Community Manager vs. Social Media Manager

Social Media Manager (1)

Your small business might be on social media, but do you have the right people running your accounts? Two positions that appear to overlap and aren’t always acknowledged as separate roles are the community manager and the social media manager. Each has a specific purpose, and it’s a good idea to use both in order to have a fully formed social media program.

Social Media Manager: Strategy and Content

Social media managers create and curate the content that gets published on social media platforms like Facebook, Twitter, and Instagram. They develop and manage content calendars, write copy, schedule posts, and will oversee the creation of social content (like photos and video) that will be made in-house. A strategy is developed to deploy this content at the right time, to the right audience, in order to promote the best engagement rates. Social media managers also handle a brand’s online reputation by creating content, responding to comments, and answering questions as the brand.

Each channel is always changing, as social media managers work to improve content using the data they collect. They will analyze the past successes and failures from previous efforts, research new ideas, and reorganize their strategy in order to get better results moving forward. They are constantly trying to improve engagement rates and optimize brand messaging. Social media managers also collaborate with different departments, like marketing, PR, and sales, to provide a universal strategy that can speak to each part of the company.

Measurement of success: According to SumAll, “A social media manager measures success by how much content is published, how people engage with it, what kind of content performs best and what fuels the increase in followers.”

Community Manager: Listening and Customer Service

Community Managers build relationships and provide human insight for the brand. They act as a humanizing face and are the internal advocates for customers. They dig deep into the online community to connect with potential customers, and work to maintain a good rapport with them. Community managers also promote social media events and contests, in order to establish a continuous presence for a brand with their audience.

From a customer service standpoint, they communicate with users who are at different points of the sales funnel. They understand the needs and questions of both customers and non-customers, in order to deal with all inquiries quickly and effectively to provide a resolution. Social listening is an important part of their job as well because they are constantly monitoring all channels for customer feedback.
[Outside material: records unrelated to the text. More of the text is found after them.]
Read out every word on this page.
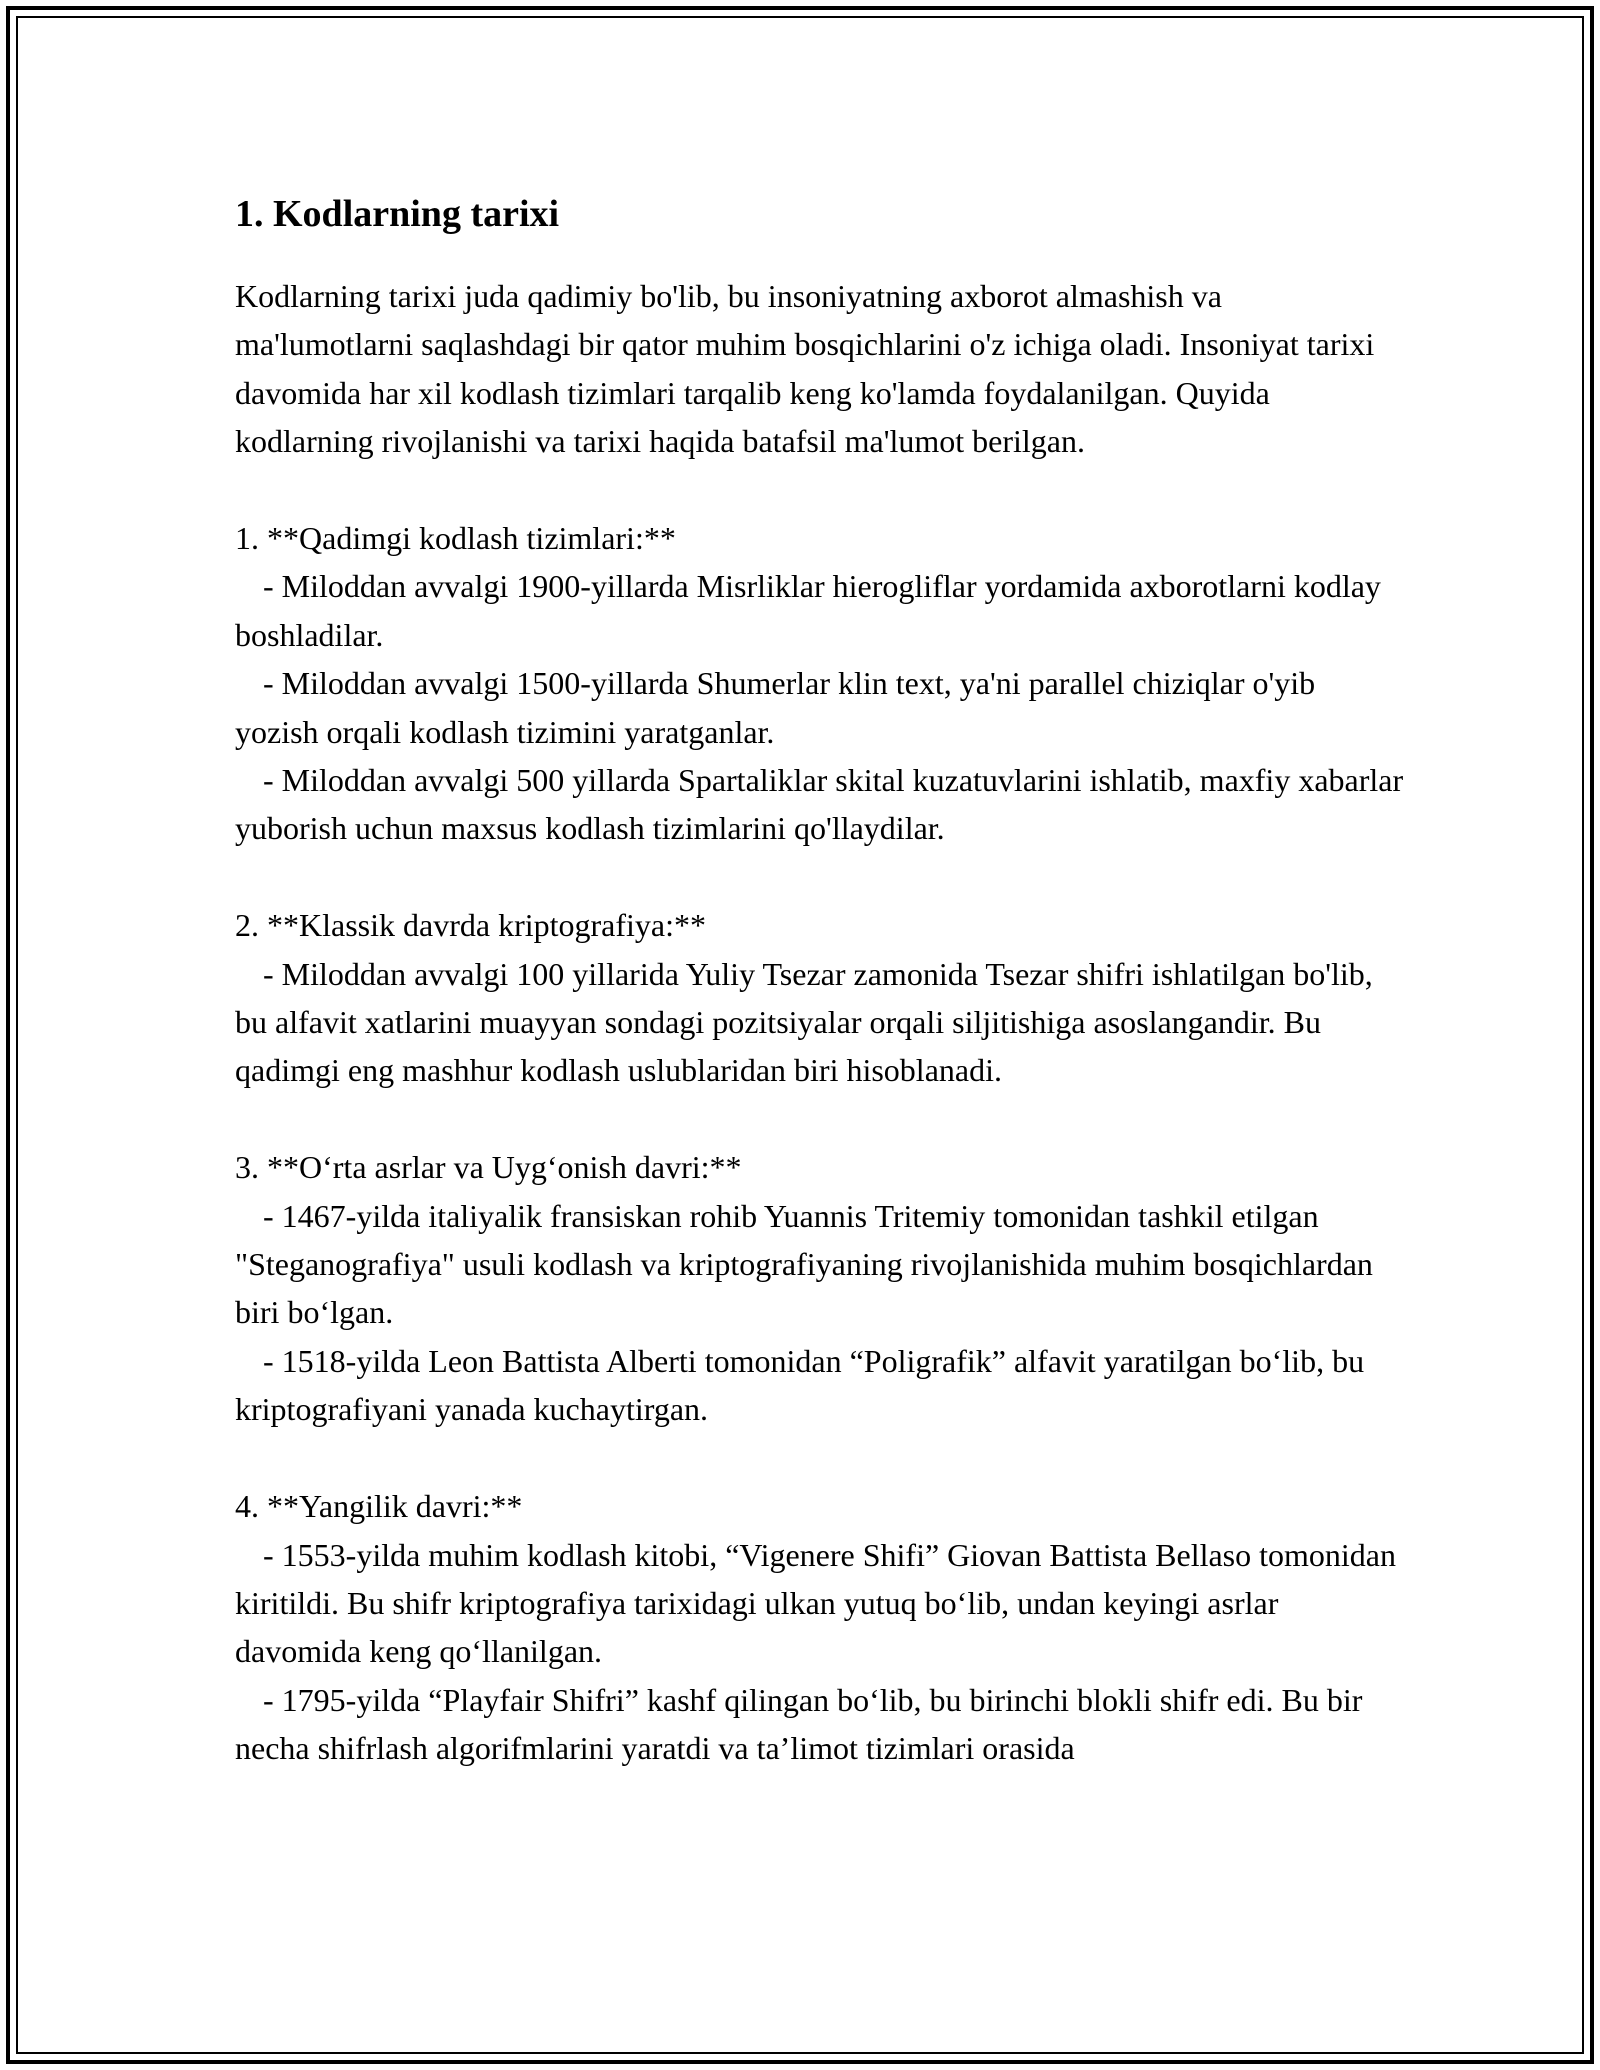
1. Kodlarning tarixi

Kodlarning tarixi juda qadimiy bo'lib, bu insoniyatning axborot almashish va ma'lumotlarni saqlashdagi bir qator muhim bosqichlarini o'z ichiga oladi. Insoniyat tarixi davomida har xil kodlash tizimlari tarqalib keng ko'lamda foydalanilgan. Quyida kodlarning rivojlanishi va tarixi haqida batafsil ma'lumot berilgan.

1. **Qadimgi kodlash tizimlari:**

- Miloddan avvalgi 1900-yillarda Misrliklar hierogliflar yordamida axborotlarni kodlay boshladilar.

- Miloddan avvalgi 1500-yillarda Shumerlar klin text, ya'ni parallel chiziqlar o'yib yozish orqali kodlash tizimini yaratganlar.

- Miloddan avvalgi 500 yillarda Spartaliklar skital kuzatuvlarini ishlatib, maxfiy xabarlar yuborish uchun maxsus kodlash tizimlarini qo'llaydilar.

2. **Klassik davrda kriptografiya:**

- Miloddan avvalgi 100 yillarida Yuliy Tsezar zamonida Tsezar shifri ishlatilgan bo'lib, bu alfavit xatlarini muayyan sondagi pozitsiyalar orqali siljitishiga asoslangandir. Bu qadimgi eng mashhur kodlash uslublaridan biri hisoblanadi.

3. **O‘rta asrlar va Uyg‘onish davri:**

- 1467-yilda italiyalik fransiskan rohib Yuannis Tritemiy tomonidan tashkil etilgan "Steganografiya" usuli kodlash va kriptografiyaning rivojlanishida muhim bosqichlardan biri bo‘lgan.

- 1518-yilda Leon Battista Alberti tomonidan “Poligrafik” alfavit yaratilgan bo‘lib, bu kriptografiyani yanada kuchaytirgan.

4. **Yangilik davri:**

- 1553-yilda muhim kodlash kitobi, “Vigenere Shifi” Giovan Battista Bellaso tomonidan kiritildi. Bu shifr kriptografiya tarixidagi ulkan yutuq bo‘lib, undan keyingi asrlar davomida keng qo‘llanilgan.

- 1795-yilda “Playfair Shifri” kashf qilingan bo‘lib, bu birinchi blokli shifr edi. Bu bir necha shifrlash algorifmlarini yaratdi va ta’limot tizimlari orasida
Measurement of success: SumAll also says that “Community managers focus on earned media and word of mouth. They do this by keeping influencers and potential customers engaged, welcoming new audience members into their communities, and expanding the brand’s visibility through guest posts and opportunities like Twitter chats.”

Many believe that the social media manager and community manager are the same position– while their responsibilities may intertwine, they are two separate, integral pieces of a strong and robust social media plan. Curata has the data to back up how essential it is that brands start investing in the management of their social media platforms, as 70% of marketers lack a consistent or integrated content strategy.

According to Albert Costill at Search Engine Journal, the top content marketing challenges business owners face today are “…a lack of time to create content (51%), producing enough content variety/volume (50%), producing truly engaging content (42%), measuring content effectiveness (38%), and developing consistent content strategy (34%).” Both the social media manager and community manager roles work together to strengthen your company’s outreach, and it’s important to not only invest in them, but to identify the goals and metrics for each.